Porque esa satisfacción parece exceder ampliamente el simple respaldo a un dirigente aliado.

La inauguración del largamente prometido Polideportivo, la llegada de fondos para distintas obras y buena parte de la agenda futura del Municipio parecen depender, cada vez más, del poder político que Santilli logre acumular.

Pero hay algo más. La entrevista deja entrever que el futuro político del propio Matzkin ya no parece jugarse exclusivamente en Coronel Pringles.

Empieza a proyectarse hacia otro tablero. Un lugar expectante en las listas legislativas. Un cargo provincial de peso. O cualquier destino que el nuevo hombre fuerte del oficialismo considere oportuno reservarle.

En definitiva, la carrera política del Intendente parece depender, más que nunca, del éxito de quien hoy ocupa el despacho más importante después del Presidente.

Y eso obliga a practicar una virtud muy particular.

La fidelidad.

Aunque, ya es sabido, tratándose de la trayectoria política del jefe comunal, conviene usar esa palabra con cierta prudencia.

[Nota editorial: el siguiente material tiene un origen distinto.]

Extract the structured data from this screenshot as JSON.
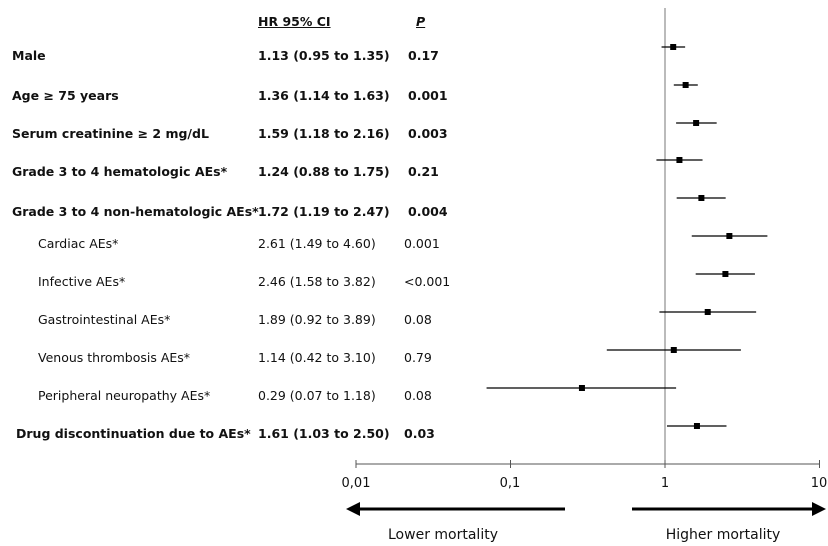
{
  "headers": {
    "hr": "HR 95% CI",
    "p": "P"
  },
  "rows": [
    {
      "label": "Male",
      "ci_text": "1.13 (0.95 to 1.35)",
      "p": "0.17",
      "bold": true,
      "indent": false
    },
    {
      "label": "Age ≥ 75 years",
      "ci_text": "1.36 (1.14 to 1.63)",
      "p": "0.001",
      "bold": true,
      "indent": false
    },
    {
      "label": "Serum creatinine ≥ 2 mg/dL",
      "ci_text": "1.59 (1.18 to 2.16)",
      "p": "0.003",
      "bold": true,
      "indent": false
    },
    {
      "label": "Grade 3 to 4 hematologic AEs*",
      "ci_text": "1.24 (0.88 to 1.75)",
      "p": "0.21",
      "bold": true,
      "indent": false
    },
    {
      "label": "Grade 3 to 4 non-hematologic AEs*",
      "ci_text": "1.72 (1.19 to 2.47)",
      "p": "0.004",
      "bold": true,
      "indent": false
    },
    {
      "label": "Cardiac AEs*",
      "ci_text": "2.61 (1.49 to 4.60)",
      "p": "0.001",
      "bold": false,
      "indent": true
    },
    {
      "label": "Infective AEs*",
      "ci_text": "2.46 (1.58 to 3.82)",
      "p": "<0.001",
      "bold": false,
      "indent": true
    },
    {
      "label": "Gastrointestinal AEs*",
      "ci_text": "1.89 (0.92 to 3.89)",
      "p": "0.08",
      "bold": false,
      "indent": true
    },
    {
      "label": "Venous thrombosis AEs*",
      "ci_text": "1.14 (0.42 to 3.10)",
      "p": "0.79",
      "bold": false,
      "indent": true
    },
    {
      "label": "Peripheral neuropathy AEs*",
      "ci_text": "0.29 (0.07 to 1.18)",
      "p": "0.08",
      "bold": false,
      "indent": true
    },
    {
      "label": "Drug discontinuation due to AEs*",
      "ci_text": "1.61 (1.03 to 2.50)",
      "p": "0.03",
      "bold": true,
      "indent": false
    }
  ],
  "axis": {
    "tick_labels": [
      "0,01",
      "0,1",
      "1",
      "10"
    ]
  },
  "direction": {
    "left": "Lower mortality",
    "right": "Higher mortality"
  },
  "chart_data": {
    "type": "forest",
    "scale": "log",
    "xlim": [
      0.01,
      10
    ],
    "reference_line": 1,
    "categories": [
      "Male",
      "Age ≥ 75 years",
      "Serum creatinine ≥ 2 mg/dL",
      "Grade 3 to 4 hematologic AEs*",
      "Grade 3 to 4 non-hematologic AEs*",
      "Cardiac AEs*",
      "Infective AEs*",
      "Gastrointestinal AEs*",
      "Venous thrombosis AEs*",
      "Peripheral neuropathy AEs*",
      "Drug discontinuation due to AEs*"
    ],
    "hr": [
      1.13,
      1.36,
      1.59,
      1.24,
      1.72,
      2.61,
      2.46,
      1.89,
      1.14,
      0.29,
      1.61
    ],
    "lower": [
      0.95,
      1.14,
      1.18,
      0.88,
      1.19,
      1.49,
      1.58,
      0.92,
      0.42,
      0.07,
      1.03
    ],
    "upper": [
      1.35,
      1.63,
      2.16,
      1.75,
      2.47,
      4.6,
      3.82,
      3.89,
      3.1,
      1.18,
      2.5
    ]
  }
}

Después de todo, pocos dirigentes locales han demostrado tanta capacidad para adaptarse a los cambios de viento como él. Quizás esa sea, precisamente, su mayor fortaleza.

O su rasgo más conocido.




Concluyendo:

Al terminar la entrevista queda una conclusión bastante sencilla.

Cada dirigente tiene derecho a elegir cuáles son sus prioridades.

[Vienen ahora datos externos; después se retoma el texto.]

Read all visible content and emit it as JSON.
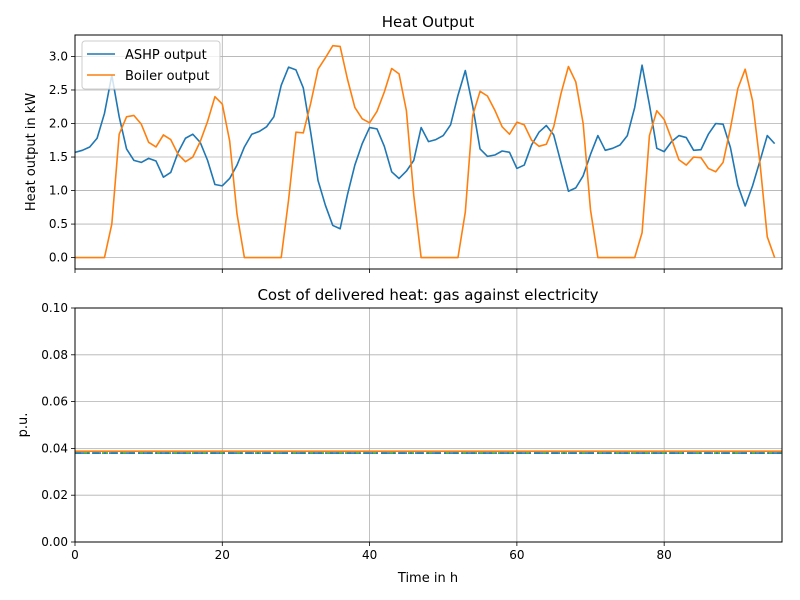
{
  "colors": {
    "blue": "#1f77b4",
    "orange": "#ff7f0e",
    "green": "#2ca02c",
    "grid": "#b0b0b0"
  },
  "chart_data": [
    {
      "type": "line",
      "title": "Heat Output",
      "xlabel": "",
      "ylabel": "Heat output in kW",
      "xlim": [
        0,
        96
      ],
      "ylim": [
        -0.17,
        3.32
      ],
      "xticks": [
        0,
        20,
        40,
        60,
        80
      ],
      "xtick_labels_visible": false,
      "yticks": [
        0.0,
        0.5,
        1.0,
        1.5,
        2.0,
        2.5,
        3.0
      ],
      "ytick_labels": [
        "0.0",
        "0.5",
        "1.0",
        "1.5",
        "2.0",
        "2.5",
        "3.0"
      ],
      "grid": true,
      "legend": "upper-left",
      "x": [
        0,
        1,
        2,
        3,
        4,
        5,
        6,
        7,
        8,
        9,
        10,
        11,
        12,
        13,
        14,
        15,
        16,
        17,
        18,
        19,
        20,
        21,
        22,
        23,
        24,
        25,
        26,
        27,
        28,
        29,
        30,
        31,
        32,
        33,
        34,
        35,
        36,
        37,
        38,
        39,
        40,
        41,
        42,
        43,
        44,
        45,
        46,
        47,
        48,
        49,
        50,
        51,
        52,
        53,
        54,
        55,
        56,
        57,
        58,
        59,
        60,
        61,
        62,
        63,
        64,
        65,
        66,
        67,
        68,
        69,
        70,
        71,
        72,
        73,
        74,
        75,
        76,
        77,
        78,
        79,
        80,
        81,
        82,
        83,
        84,
        85,
        86,
        87,
        88,
        89,
        90,
        91,
        92,
        93,
        94,
        95
      ],
      "series": [
        {
          "name": "ASHP output",
          "color": "#1f77b4",
          "values": [
            1.57,
            1.6,
            1.65,
            1.78,
            2.15,
            2.72,
            2.1,
            1.62,
            1.45,
            1.42,
            1.48,
            1.44,
            1.2,
            1.27,
            1.57,
            1.78,
            1.84,
            1.72,
            1.45,
            1.09,
            1.07,
            1.18,
            1.38,
            1.65,
            1.84,
            1.88,
            1.95,
            2.1,
            2.57,
            2.84,
            2.8,
            2.53,
            1.87,
            1.15,
            0.78,
            0.48,
            0.43,
            0.94,
            1.38,
            1.7,
            1.94,
            1.92,
            1.66,
            1.28,
            1.18,
            1.29,
            1.45,
            1.94,
            1.73,
            1.76,
            1.82,
            1.98,
            2.42,
            2.79,
            2.26,
            1.62,
            1.51,
            1.53,
            1.59,
            1.57,
            1.33,
            1.38,
            1.68,
            1.87,
            1.97,
            1.83,
            1.41,
            0.99,
            1.04,
            1.22,
            1.54,
            1.82,
            1.6,
            1.63,
            1.68,
            1.82,
            2.24,
            2.87,
            2.28,
            1.63,
            1.58,
            1.73,
            1.82,
            1.79,
            1.6,
            1.61,
            1.84,
            2.0,
            1.99,
            1.64,
            1.08,
            0.77,
            1.07,
            1.44,
            1.82,
            1.7
          ]
        },
        {
          "name": "Boiler output",
          "color": "#ff7f0e",
          "values": [
            0.0,
            0.0,
            0.0,
            0.0,
            0.0,
            0.5,
            1.84,
            2.1,
            2.12,
            1.99,
            1.72,
            1.65,
            1.83,
            1.76,
            1.54,
            1.43,
            1.5,
            1.73,
            2.03,
            2.4,
            2.29,
            1.74,
            0.65,
            0.0,
            0.0,
            0.0,
            0.0,
            0.0,
            0.0,
            0.86,
            1.87,
            1.86,
            2.3,
            2.81,
            2.98,
            3.16,
            3.15,
            2.66,
            2.24,
            2.07,
            2.01,
            2.18,
            2.47,
            2.82,
            2.74,
            2.19,
            0.93,
            0.0,
            0.0,
            0.0,
            0.0,
            0.0,
            0.0,
            0.68,
            2.12,
            2.48,
            2.41,
            2.2,
            1.95,
            1.84,
            2.02,
            1.98,
            1.75,
            1.66,
            1.69,
            1.95,
            2.45,
            2.85,
            2.62,
            2.0,
            0.71,
            0.0,
            0.0,
            0.0,
            0.0,
            0.0,
            0.0,
            0.37,
            1.82,
            2.19,
            2.06,
            1.77,
            1.46,
            1.38,
            1.5,
            1.49,
            1.33,
            1.28,
            1.42,
            1.93,
            2.52,
            2.81,
            2.34,
            1.42,
            0.31,
            0.0
          ]
        }
      ]
    },
    {
      "type": "line",
      "title": "Cost of delivered heat: gas against electricity",
      "xlabel": "Time in h",
      "ylabel": "p.u.",
      "xlim": [
        0,
        96
      ],
      "ylim": [
        0.0,
        0.1
      ],
      "xticks": [
        0,
        20,
        40,
        60,
        80
      ],
      "xtick_labels": [
        "0",
        "20",
        "40",
        "60",
        "80"
      ],
      "yticks": [
        0.0,
        0.02,
        0.04,
        0.06,
        0.08,
        0.1
      ],
      "ytick_labels": [
        "0.00",
        "0.02",
        "0.04",
        "0.06",
        "0.08",
        "0.10"
      ],
      "grid": true,
      "series": [
        {
          "color": "#ff7f0e",
          "style": "solid",
          "value": 0.0388
        },
        {
          "color": "#2ca02c",
          "style": "dashed",
          "value": 0.038
        },
        {
          "color": "#1f77b4",
          "style": "dashdot",
          "value": 0.038
        }
      ]
    }
  ]
}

Algunos ponen el foco en un sillón gamer mientras un expediente entero espera respuestas.

Otros celebran reservas récord mientras los comerciantes locales piden auxilio.

Algunos destacan la puntualidad con que pagan salarios que hace tiempo dejaron de alcanzar para vivir.

Y otros encuentran más motivos para entusiasmarse con el futuro político de sus jefes que con las dificultades del presente de sus vecinos.

Después de todo, gobernar también consiste en establecer prioridades.

La diferencia aparece cuando las prioridades del poder dejan de parecerse a las prioridades de la gente.